I arbitrarily limited the number of states to 16 because this saves me from some memory management, but it would be trivial to remove this limit. For every state (which is identified by an unsigned integer between 0 and stateCount), the FSM saves the AI entities in that state (stateEntities). The type xeAIFSMStateEntity is shown below. It contains an reference to the entity data and the previous state of the entity, which can be used by the state function to determine if the entity just entered the state (for example, if a monster just entered the “chase player” state, we could play a special sound effect).

typedef struct
{
    xeAIEntity entity;
    uint32_t previousState;
} xeAIFSMStateEntity;

Every frame, all state functions need to be executed. For that, we iterate over all states and call the function for that state (stateFuncs[stateIndex]) for every entity in stateEntities[stateIndex]. This can be done in parallel, for example via a job system (which is what i do in my engine). The state function returns the new state of the entity and the run function of the FSM will place the append the entity to nextStateEntities[newState]. After all states were executed, stateEntities and nextStateEntities are swapped.

Code for this function is shown below; i removed all parallelization code for improved clarity.

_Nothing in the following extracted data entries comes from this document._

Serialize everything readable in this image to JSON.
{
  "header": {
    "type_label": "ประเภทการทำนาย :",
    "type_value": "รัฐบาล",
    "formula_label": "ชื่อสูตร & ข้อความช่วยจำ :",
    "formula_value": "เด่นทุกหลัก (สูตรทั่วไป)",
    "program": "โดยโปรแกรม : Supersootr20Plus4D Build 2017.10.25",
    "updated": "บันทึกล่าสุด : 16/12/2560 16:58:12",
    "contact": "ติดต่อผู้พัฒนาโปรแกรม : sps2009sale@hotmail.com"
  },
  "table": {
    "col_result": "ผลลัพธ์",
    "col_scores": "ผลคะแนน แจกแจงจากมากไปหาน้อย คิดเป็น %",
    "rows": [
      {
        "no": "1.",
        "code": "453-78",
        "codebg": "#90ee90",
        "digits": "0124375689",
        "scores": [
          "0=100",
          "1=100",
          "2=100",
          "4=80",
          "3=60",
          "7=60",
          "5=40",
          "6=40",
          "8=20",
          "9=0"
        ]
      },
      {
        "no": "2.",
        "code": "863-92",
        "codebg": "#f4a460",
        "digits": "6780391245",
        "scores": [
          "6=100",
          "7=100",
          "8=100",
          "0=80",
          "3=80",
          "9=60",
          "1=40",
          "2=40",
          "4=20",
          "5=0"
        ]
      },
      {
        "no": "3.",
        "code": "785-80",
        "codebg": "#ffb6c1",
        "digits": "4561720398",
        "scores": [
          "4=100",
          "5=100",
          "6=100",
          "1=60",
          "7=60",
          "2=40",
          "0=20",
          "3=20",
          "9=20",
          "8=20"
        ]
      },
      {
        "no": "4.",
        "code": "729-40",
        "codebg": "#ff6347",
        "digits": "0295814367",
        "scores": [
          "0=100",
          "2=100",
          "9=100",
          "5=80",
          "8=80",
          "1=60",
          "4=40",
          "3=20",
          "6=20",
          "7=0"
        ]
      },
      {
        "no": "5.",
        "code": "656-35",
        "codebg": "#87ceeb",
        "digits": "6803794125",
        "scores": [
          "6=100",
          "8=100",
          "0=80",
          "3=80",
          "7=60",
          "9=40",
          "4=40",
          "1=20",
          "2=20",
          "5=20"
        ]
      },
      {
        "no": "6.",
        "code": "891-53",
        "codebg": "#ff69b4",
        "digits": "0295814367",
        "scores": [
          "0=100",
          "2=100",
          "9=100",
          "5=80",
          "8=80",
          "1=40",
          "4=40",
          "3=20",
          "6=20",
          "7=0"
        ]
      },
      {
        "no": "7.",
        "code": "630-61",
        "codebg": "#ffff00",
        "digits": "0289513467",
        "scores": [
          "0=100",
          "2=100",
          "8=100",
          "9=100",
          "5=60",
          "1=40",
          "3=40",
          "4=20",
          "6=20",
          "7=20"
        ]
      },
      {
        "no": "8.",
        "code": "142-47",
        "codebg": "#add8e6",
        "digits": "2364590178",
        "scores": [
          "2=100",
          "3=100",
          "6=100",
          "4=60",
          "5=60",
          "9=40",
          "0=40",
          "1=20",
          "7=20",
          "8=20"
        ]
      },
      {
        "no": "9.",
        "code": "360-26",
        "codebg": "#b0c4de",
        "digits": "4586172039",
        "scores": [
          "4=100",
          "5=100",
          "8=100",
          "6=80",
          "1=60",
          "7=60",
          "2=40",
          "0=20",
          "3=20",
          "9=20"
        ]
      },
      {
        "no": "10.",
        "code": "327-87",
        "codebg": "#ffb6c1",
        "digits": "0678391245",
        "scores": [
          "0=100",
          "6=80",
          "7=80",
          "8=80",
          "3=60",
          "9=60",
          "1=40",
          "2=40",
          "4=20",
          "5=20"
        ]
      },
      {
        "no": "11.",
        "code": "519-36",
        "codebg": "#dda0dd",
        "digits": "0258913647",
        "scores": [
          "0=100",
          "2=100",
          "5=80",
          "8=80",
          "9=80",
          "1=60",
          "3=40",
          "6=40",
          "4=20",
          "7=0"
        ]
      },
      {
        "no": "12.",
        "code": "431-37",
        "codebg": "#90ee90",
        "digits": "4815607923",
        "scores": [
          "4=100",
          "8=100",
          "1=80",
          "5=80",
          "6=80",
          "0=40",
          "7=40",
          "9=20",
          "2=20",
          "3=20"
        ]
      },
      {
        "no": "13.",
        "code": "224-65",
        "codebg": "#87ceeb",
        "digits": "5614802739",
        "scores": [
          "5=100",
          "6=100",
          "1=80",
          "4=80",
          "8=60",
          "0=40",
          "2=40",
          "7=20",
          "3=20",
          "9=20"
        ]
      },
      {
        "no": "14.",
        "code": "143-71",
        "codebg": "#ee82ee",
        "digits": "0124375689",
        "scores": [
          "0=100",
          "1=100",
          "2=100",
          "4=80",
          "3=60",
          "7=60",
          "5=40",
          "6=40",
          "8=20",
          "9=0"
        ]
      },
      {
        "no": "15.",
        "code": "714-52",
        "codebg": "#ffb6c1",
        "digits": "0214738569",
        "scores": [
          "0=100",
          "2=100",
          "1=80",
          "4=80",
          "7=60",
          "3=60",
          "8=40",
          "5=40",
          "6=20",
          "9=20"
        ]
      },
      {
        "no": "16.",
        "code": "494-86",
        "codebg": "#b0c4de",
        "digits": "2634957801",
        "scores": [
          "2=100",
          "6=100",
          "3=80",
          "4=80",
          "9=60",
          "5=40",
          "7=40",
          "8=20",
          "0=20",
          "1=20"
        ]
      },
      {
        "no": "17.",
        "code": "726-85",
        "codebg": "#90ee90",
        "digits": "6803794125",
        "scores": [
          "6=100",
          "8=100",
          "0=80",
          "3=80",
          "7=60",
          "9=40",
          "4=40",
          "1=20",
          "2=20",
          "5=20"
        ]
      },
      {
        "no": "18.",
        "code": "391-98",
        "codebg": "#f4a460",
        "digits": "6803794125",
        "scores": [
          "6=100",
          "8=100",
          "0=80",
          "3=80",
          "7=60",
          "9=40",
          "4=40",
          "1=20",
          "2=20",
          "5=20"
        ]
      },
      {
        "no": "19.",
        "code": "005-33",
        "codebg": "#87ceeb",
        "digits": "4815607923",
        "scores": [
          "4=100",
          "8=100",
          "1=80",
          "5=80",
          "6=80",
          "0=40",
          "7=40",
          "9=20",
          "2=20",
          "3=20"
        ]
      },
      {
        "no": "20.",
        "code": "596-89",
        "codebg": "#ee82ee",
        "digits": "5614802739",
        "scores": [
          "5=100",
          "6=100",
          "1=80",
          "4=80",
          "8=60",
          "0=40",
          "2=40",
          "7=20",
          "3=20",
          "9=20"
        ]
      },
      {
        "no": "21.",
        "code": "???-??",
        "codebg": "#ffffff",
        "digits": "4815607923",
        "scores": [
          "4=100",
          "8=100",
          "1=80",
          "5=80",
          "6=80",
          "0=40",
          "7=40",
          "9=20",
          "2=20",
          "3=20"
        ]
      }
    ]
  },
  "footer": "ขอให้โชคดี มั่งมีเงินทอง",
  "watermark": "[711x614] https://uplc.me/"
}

void xe_ai_fsm_run(xeAIFSM* fsm)
{
    uint32_t nextEntityCounts[XE_AI_FSM_MAX_STATES];
    XE_ZERO_ARRAY(nextEntityCounts, XE_AI_FSM_MAX_STATES);

    for (uint32_t state = 0; state < XE_AI_FSM_MAX_STATES; ++state) {
        xeAIFSMStateFunc* stateFunc = fsm->stateFuncs[state];
        assert(stateFunc);
        uint32_t entityCount = fsm->entityCounts[state];
        xeAIFSMStateEntity* entities = fsm->stateEntities[state];
        for (uint32_t entityIdx = 0; entityIdx < entityCount; ++entityIdx) {
            uint32_t nextState = stateFunc(entities[entityIdx].entity, entities[entityIdx].previousState);
            entities[entityIdx].previousState = state;
            if (nextState >= fsm->stateCount) {
                xe_log_error("FSM %x entity (%u;%u) tried to move to invalid state %u",
                             (uintptr_t)fsm,
                             state, entityIdx,
                             nextState);
                nextState = state;
                assert(!"Tried to move an entity to an invalid state");
            }
            /* Move to (potentially) new state */
            fsm->nextStateEntities[nextState][nextEntityCounts[nextState]] = entities[entityIdx];
            ++nextEntityCounts[nextState];
        }
    }

    /* Swap pointers and update counts */
    for (uint32_t state = 0; state < XE_AI_FSM_MAX_STATES; ++state) {
        xeAIFSMStateEntity* tmp = fsm->stateEntities[state];
        fsm->stateEntities[state] = fsm->nextStateEntities[state];
        fsm->nextStateEntities[state] = tmp;
        fsm->entityCounts[state] = nextEntityCounts[state];
    }
}

“Where there is one, there are many.”, as Mike action would say. ↩